There are plenty of canonical songs about murder, and many of them are first-person confessions: “Mack the Knife,” “Hey Joe,” and “Used To Love Her.” The murder ballad is a country music convention. There are always topical and political songs, too. But there have been few songs about terrorism since the 9/11 attacks. Most of the 9/11 tunes tended to the hokey reflexes of patriotism (Toby Keith’s “Courtesy of the Red, White and Blue”) and sentimentality (Bruce Springsteen’s Rising album). Taylor Swift has never released her response, “Didn’t They.” Morrissey has recorded his response to a subsequent variation on the Islamist theme of atrocity. Why can’t we hear it?
I digress into critical niceties because artistry is a defense against the charge of obscenity or exploitation. The artistic defense cannot, however, always rebut a charge of tastelessness. Look online for the lyrics to “Bonfire of Teenagers” and for unofficial live footage. You’re adults. Judge for yourselves if the real offense is murdering little girls at a concert or writing a song.
“Oh, you should have seen her leave for the arena/ Only to be vaporized,” Morrissey sings. The internal rhyme (“should have … arena”) is as lightly ironic as Morrissey’s famous “A dreaded sunny day/ So I meet you at the cemetery gates.” The next line is as heavy and blunt as possible.
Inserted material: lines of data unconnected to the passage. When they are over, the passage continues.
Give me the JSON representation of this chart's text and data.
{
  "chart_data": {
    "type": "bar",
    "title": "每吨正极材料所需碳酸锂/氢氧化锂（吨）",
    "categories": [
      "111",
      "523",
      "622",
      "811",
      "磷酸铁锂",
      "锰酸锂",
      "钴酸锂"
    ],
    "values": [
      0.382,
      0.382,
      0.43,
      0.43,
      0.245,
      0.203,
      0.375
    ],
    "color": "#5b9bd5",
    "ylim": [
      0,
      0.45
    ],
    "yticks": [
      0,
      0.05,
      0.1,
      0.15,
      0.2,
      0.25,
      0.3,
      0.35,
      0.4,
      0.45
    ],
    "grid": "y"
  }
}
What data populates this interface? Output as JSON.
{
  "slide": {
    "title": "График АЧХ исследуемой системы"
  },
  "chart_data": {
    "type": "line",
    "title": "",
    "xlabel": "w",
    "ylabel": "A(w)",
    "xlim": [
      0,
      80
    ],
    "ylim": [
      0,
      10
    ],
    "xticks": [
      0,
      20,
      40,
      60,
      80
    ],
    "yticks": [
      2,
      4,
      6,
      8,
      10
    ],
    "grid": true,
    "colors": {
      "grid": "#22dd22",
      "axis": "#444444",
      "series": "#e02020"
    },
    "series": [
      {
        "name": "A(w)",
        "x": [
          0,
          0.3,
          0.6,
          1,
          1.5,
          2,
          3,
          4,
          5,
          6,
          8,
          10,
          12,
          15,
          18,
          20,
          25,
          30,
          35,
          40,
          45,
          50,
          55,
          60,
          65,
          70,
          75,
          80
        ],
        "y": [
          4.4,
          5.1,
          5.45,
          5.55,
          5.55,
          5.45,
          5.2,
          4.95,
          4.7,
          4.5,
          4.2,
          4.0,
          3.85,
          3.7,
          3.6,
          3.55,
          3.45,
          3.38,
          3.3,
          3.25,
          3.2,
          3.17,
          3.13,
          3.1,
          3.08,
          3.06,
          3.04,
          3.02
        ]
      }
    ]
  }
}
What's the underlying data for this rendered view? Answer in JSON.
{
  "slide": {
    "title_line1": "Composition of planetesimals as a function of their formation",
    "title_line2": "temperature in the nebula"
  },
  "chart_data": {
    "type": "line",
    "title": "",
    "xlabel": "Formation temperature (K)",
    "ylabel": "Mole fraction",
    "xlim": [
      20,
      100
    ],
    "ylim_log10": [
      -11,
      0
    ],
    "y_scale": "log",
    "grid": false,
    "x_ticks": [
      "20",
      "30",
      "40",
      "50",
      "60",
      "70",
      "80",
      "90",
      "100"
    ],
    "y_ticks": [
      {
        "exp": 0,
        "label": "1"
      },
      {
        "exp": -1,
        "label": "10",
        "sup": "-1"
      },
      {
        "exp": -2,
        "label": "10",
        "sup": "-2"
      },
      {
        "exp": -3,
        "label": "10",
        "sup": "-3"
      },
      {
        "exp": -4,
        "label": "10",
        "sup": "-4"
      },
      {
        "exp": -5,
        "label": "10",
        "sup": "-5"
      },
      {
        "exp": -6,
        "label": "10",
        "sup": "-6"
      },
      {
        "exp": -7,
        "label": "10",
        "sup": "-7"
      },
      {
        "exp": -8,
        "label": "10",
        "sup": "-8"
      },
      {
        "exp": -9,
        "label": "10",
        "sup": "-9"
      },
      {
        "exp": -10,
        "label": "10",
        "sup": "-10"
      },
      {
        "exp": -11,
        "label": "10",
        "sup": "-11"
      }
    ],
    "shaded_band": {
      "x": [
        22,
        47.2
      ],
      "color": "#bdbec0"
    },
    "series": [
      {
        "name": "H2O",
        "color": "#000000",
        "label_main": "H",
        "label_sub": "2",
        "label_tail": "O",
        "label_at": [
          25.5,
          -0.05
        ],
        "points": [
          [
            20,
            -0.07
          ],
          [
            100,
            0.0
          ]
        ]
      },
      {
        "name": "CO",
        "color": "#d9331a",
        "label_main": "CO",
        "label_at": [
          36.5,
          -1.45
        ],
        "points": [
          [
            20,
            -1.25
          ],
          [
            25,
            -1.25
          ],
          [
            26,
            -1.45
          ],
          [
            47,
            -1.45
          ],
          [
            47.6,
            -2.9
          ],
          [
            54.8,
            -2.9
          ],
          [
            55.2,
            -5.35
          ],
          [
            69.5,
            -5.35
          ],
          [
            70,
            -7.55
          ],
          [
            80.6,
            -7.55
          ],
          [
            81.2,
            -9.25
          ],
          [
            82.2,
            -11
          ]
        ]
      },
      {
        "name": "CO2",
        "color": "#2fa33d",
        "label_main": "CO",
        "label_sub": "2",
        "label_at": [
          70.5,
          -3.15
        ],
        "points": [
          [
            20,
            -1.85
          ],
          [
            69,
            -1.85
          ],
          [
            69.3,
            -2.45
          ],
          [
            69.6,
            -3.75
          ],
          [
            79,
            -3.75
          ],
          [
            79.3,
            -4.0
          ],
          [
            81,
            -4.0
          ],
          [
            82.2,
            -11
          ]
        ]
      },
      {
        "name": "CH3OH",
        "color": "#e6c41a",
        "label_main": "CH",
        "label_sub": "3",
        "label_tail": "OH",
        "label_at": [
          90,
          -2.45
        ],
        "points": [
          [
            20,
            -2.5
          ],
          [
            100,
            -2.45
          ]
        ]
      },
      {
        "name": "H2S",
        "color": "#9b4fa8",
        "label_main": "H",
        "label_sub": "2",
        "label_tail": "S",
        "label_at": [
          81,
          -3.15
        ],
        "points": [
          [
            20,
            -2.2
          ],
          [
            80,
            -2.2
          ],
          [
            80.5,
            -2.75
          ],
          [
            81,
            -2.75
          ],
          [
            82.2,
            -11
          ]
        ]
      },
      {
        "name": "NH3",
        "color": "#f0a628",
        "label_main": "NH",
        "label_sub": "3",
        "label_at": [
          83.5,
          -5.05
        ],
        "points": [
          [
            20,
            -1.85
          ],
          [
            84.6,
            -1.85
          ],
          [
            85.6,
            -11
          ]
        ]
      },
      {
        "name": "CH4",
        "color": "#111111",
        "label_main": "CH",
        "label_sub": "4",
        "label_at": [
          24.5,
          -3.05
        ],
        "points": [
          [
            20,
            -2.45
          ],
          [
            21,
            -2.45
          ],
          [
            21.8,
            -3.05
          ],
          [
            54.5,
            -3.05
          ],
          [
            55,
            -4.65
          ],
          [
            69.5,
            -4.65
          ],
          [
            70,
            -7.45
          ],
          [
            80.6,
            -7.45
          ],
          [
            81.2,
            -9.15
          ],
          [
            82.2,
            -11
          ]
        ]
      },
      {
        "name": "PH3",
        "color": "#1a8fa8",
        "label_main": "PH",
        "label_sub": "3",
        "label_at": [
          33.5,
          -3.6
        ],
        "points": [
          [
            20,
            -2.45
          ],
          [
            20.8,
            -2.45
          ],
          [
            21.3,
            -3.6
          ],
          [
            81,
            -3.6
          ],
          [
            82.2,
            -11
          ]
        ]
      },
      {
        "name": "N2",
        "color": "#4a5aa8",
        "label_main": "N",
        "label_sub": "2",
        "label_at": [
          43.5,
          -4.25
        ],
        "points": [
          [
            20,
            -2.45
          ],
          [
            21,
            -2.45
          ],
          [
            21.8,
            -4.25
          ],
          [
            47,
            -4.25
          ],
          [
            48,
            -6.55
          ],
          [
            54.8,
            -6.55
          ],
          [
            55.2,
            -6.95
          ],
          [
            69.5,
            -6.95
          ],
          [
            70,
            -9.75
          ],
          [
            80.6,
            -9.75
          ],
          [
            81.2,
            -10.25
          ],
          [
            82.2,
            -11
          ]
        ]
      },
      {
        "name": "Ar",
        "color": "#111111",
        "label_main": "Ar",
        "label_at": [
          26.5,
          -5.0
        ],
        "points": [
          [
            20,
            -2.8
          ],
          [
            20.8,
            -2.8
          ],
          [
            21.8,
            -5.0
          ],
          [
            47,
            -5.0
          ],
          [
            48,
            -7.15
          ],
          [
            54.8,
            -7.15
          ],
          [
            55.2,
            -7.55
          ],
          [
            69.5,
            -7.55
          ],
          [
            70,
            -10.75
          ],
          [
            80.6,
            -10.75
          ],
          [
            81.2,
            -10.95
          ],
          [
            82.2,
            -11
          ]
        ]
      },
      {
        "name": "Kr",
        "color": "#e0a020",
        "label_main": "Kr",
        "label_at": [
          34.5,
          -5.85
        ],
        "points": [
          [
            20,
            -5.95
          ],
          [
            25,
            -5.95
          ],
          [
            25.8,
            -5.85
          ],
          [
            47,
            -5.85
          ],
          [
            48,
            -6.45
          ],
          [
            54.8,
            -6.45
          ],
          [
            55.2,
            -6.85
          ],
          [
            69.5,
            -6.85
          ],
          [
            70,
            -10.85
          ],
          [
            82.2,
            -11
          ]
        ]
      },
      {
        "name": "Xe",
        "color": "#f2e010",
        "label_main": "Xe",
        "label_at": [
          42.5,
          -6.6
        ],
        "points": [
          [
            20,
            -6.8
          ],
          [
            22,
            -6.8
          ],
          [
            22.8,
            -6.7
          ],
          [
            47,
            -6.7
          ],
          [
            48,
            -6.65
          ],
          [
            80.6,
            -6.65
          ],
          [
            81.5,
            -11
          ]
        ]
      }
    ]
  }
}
The refrain, “Go easy on the killer,” is damning. I had forgotten that light tunes could carry such moral weight.
We are told that art has a right to make us uncomfortable. The reality is people prefer escapism and illusions. Governments and corporations prefer passivity and political correctness, even if it means dishonoring the victims by going easy on the killer as well as ourselves. Which minority were Capitol Records and its owner, Universal Music, more afraid of offending: Islamist terrorists or their fellow travelers, the censors of the Left? If Morrissey wants to release his song, all of us have a right to hear it, the terrorist and the censor be damned. If the world cannot hear it, music dies.